Una vez en el coche, abrochamos nuestros cinturones y nos ponemos en marcha. Dos horas después y con unas intensas ganas de estirar las piernas, nos desviamos para repostar. Compramos en una pequeña tienda que hay en la gasolinera algunas cosas para picar y cuando retomamos la marcha, Julia decide encargarse ella. Sabe que estoy cansada y empiezo a encontrarme algo mareada. Las náuseas matutinas aparecen y se van cuando les da la gana.

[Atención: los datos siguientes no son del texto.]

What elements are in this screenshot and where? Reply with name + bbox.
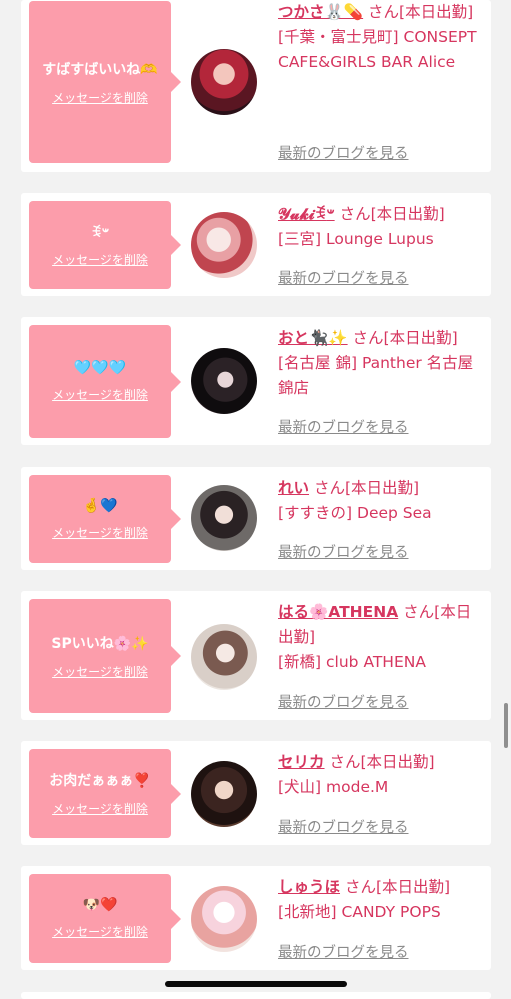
latest-blog-link[interactable]: 最新のブログを見る (278, 142, 409, 163)
message-text: 🤞💙 (82, 497, 118, 514)
latest-blog-link[interactable]: 最新のブログを見る (278, 416, 409, 437)
cast-name-link[interactable]: はる🌸ATHENA (278, 603, 398, 621)
delete-message-link[interactable]: メッセージを削除 (52, 800, 148, 817)
cast-info: 𝓨𝓾𝓴𝓲ꉂ𐤔 さん[本日出勤] [三宮] Lounge Lupus (278, 202, 486, 252)
cast-name-link[interactable]: つかさ🐰💊 (278, 3, 363, 21)
message-bubble: ꉂ𐤔 メッセージを削除 (29, 201, 181, 289)
shop-name: [名古屋 錦] Panther 名古屋錦店 (278, 354, 474, 397)
message-card: 🩵🩵🩵 メッセージを削除 おと🐈‍⬛✨ さん[本日出勤] [名古屋 錦] Pan… (21, 317, 491, 445)
shop-name: [北新地] CANDY POPS (278, 903, 441, 921)
cast-avatar[interactable] (191, 212, 257, 278)
delete-message-link[interactable]: メッセージを削除 (52, 524, 148, 541)
latest-blog-link[interactable]: 最新のブログを見る (278, 691, 409, 712)
message-text: お肉だぁぁぁ❣️ (49, 773, 151, 789)
cast-avatar[interactable] (191, 624, 257, 690)
message-card: お肉だぁぁぁ❣️ メッセージを削除 セリカ さん[本日出勤] [犬山] mode… (21, 741, 491, 845)
home-indicator[interactable] (165, 981, 347, 987)
shop-name: [犬山] mode.M (278, 778, 389, 796)
cast-info: しゅうほ さん[本日出勤] [北新地] CANDY POPS (278, 875, 486, 925)
attendance-status: さん[本日出勤] (329, 753, 435, 771)
cast-avatar[interactable] (191, 761, 257, 827)
message-text: すばすばいいね🫶 (42, 61, 158, 78)
cast-name-link[interactable]: しゅうほ (278, 878, 340, 896)
message-card: ꉂ𐤔 メッセージを削除 𝓨𝓾𝓴𝓲ꉂ𐤔 さん[本日出勤] [三宮] Lounge … (21, 193, 491, 296)
message-text: ꉂ𐤔 (90, 224, 110, 241)
delete-message-link[interactable]: メッセージを削除 (52, 923, 148, 940)
latest-blog-link[interactable]: 最新のブログを見る (278, 816, 409, 837)
cast-name-link[interactable]: れい (278, 479, 309, 497)
message-text: 🩵🩵🩵 (73, 360, 127, 376)
latest-blog-link[interactable]: 最新のブログを見る (278, 541, 409, 562)
message-card: 🤞💙 メッセージを削除 れい さん[本日出勤] [すすきの] Deep Sea … (21, 467, 491, 570)
cast-name-link[interactable]: おと🐈‍⬛✨ (278, 329, 348, 347)
cast-info: つかさ🐰💊 さん[本日出勤] [千葉・富士見町] CONSEPT CAFE&GI… (278, 0, 486, 75)
shop-name: [すすきの] Deep Sea (278, 504, 432, 522)
message-bubble: お肉だぁぁぁ❣️ メッセージを削除 (29, 749, 181, 838)
attendance-status: さん[本日出勤] (352, 329, 458, 347)
delete-message-link[interactable]: メッセージを削除 (52, 89, 148, 106)
message-card: SPいいね🌸✨ メッセージを削除 はる🌸ATHENA さん[本日出勤] [新橋]… (21, 591, 491, 720)
message-text: 🐶❤️ (82, 897, 118, 913)
message-card: すばすばいいね🫶 メッセージを削除 つかさ🐰💊 さん[本日出勤] [千葉・富士見… (21, 0, 491, 172)
shop-name: [新橋] club ATHENA (278, 653, 426, 671)
cast-avatar[interactable] (191, 348, 257, 414)
message-bubble: 🐶❤️ メッセージを削除 (29, 874, 181, 963)
cast-avatar[interactable] (191, 49, 257, 115)
scrollbar[interactable] (504, 703, 508, 748)
delete-message-link[interactable]: メッセージを削除 (52, 251, 148, 268)
attendance-status: さん[本日出勤] (339, 205, 445, 223)
cast-info: おと🐈‍⬛✨ さん[本日出勤] [名古屋 錦] Panther 名古屋錦店 (278, 326, 486, 401)
delete-message-link[interactable]: メッセージを削除 (52, 663, 148, 680)
cast-avatar[interactable] (191, 485, 257, 551)
cast-name-link[interactable]: セリカ (278, 753, 325, 771)
latest-blog-link[interactable]: 最新のブログを見る (278, 941, 409, 962)
message-bubble: SPいいね🌸✨ メッセージを削除 (29, 599, 181, 713)
cast-info: れい さん[本日出勤] [すすきの] Deep Sea (278, 476, 486, 526)
attendance-status: さん[本日出勤] (344, 878, 451, 896)
message-bubble: 🤞💙 メッセージを削除 (29, 475, 181, 563)
cast-name-link[interactable]: 𝓨𝓾𝓴𝓲ꉂ𐤔 (278, 205, 335, 223)
message-bubble: すばすばいいね🫶 メッセージを削除 (29, 1, 181, 163)
cast-info: はる🌸ATHENA さん[本日出勤] [新橋] club ATHENA (278, 600, 486, 675)
message-text: SPいいね🌸✨ (51, 635, 149, 652)
delete-message-link[interactable]: メッセージを削除 (52, 386, 148, 403)
shop-name: [千葉・富士見町] CONSEPT CAFE&GIRLS BAR Alice (278, 28, 477, 71)
attendance-status: さん[本日出勤] (368, 3, 474, 21)
cast-avatar[interactable] (191, 886, 257, 952)
message-bubble: 🩵🩵🩵 メッセージを削除 (29, 325, 181, 438)
latest-blog-link[interactable]: 最新のブログを見る (278, 267, 409, 288)
cast-info: セリカ さん[本日出勤] [犬山] mode.M (278, 750, 486, 800)
message-card-partial (21, 992, 491, 999)
attendance-status: さん[本日出勤] (313, 479, 420, 497)
message-card: 🐶❤️ メッセージを削除 しゅうほ さん[本日出勤] [北新地] CANDY P… (21, 866, 491, 970)
shop-name: [三宮] Lounge Lupus (278, 230, 434, 248)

Tomamos una estrecha carretera nacional para volver a la autovía y, mientras conducimos detrás de un camión cargado de cerdos, Nerea protesta.

—¡Maldita sea! ¿Es que solo hay animales por estos lugares?—Con rapidez, las tres nos cubrimos la nariz con la parte alta de las camisetas. El olor es insoportable.

—Espero que cuando crucemos la frontera, esto se calme —responde Julia—. ¡No hay quien lo aguante!

El camión salta en un bache y el olor putrefacto se vuelve tan denso que casi puedo masticarlo.

—Oh, Dios mío —digo como si así pudiese calmarme, pero las náuseas no tardan en llegar.

—No, Valeria. Ni se te ocurra —Me advierte Julia al escuchar mis arcadas—. ¡Saca la cabeza por la ventana! ¡Sácala!

Intento hacer lo que me pide, pero en cuanto abro una rendija, la peste penetra en el coche como si los cerdos estuviesen dentro y no puedo aguantarlo más.

—¡NOOO! —Gritan las dos al ver que me convierto en una fuente y antes de que me dé tiempo a agacharme, opaco la luna delantera—. NOOO. —Julia frena, pero sin remedio nos salimos de la carretera—. ¿Estáis bien? —pregunta cuando el coche se detiene.

—Sí, sí —Nerea es la única que puede responder, porque yo parezco la niña del exorcista—. ¿Y tú? —Le pregunta a ella.

—Sí, estoy bien. Solo ha sido el susto.

De pronto, la puerta de mi lado se abre y cuando giro los ojos, que más que ojos deben parecer dos gelatinas de fresa, un hombre joven, de unos treinta años y vestido con un peto vaquero, arruga su frente en una mueca de asco.

—¿Estáis bien? —Pregunta con el entrecejo tan fruncido como si acabase de morder un limón.

—No. —responde Julia en tono doloroso y eso me extraña. Acababa de decir que estaba bien. Como puedo, me giro, y al mirarla se está tocando el cuello.

—Mierda ¿Te has hecho daño? —Sin responderme sale del coche. Con un gran cargo de conciencia la sigo y me sorprende que apenas me haya manchado la ropa, en cambio, el coche lo he puesto perdido—. ¿Julia? —Insisto.

—Cállate, coño —susurra entre dientes y parpadeo confusa.

—¿Dónde le duele? —El chico se acerca a ella y cuando retira su pelo, nos sonríe con malicia.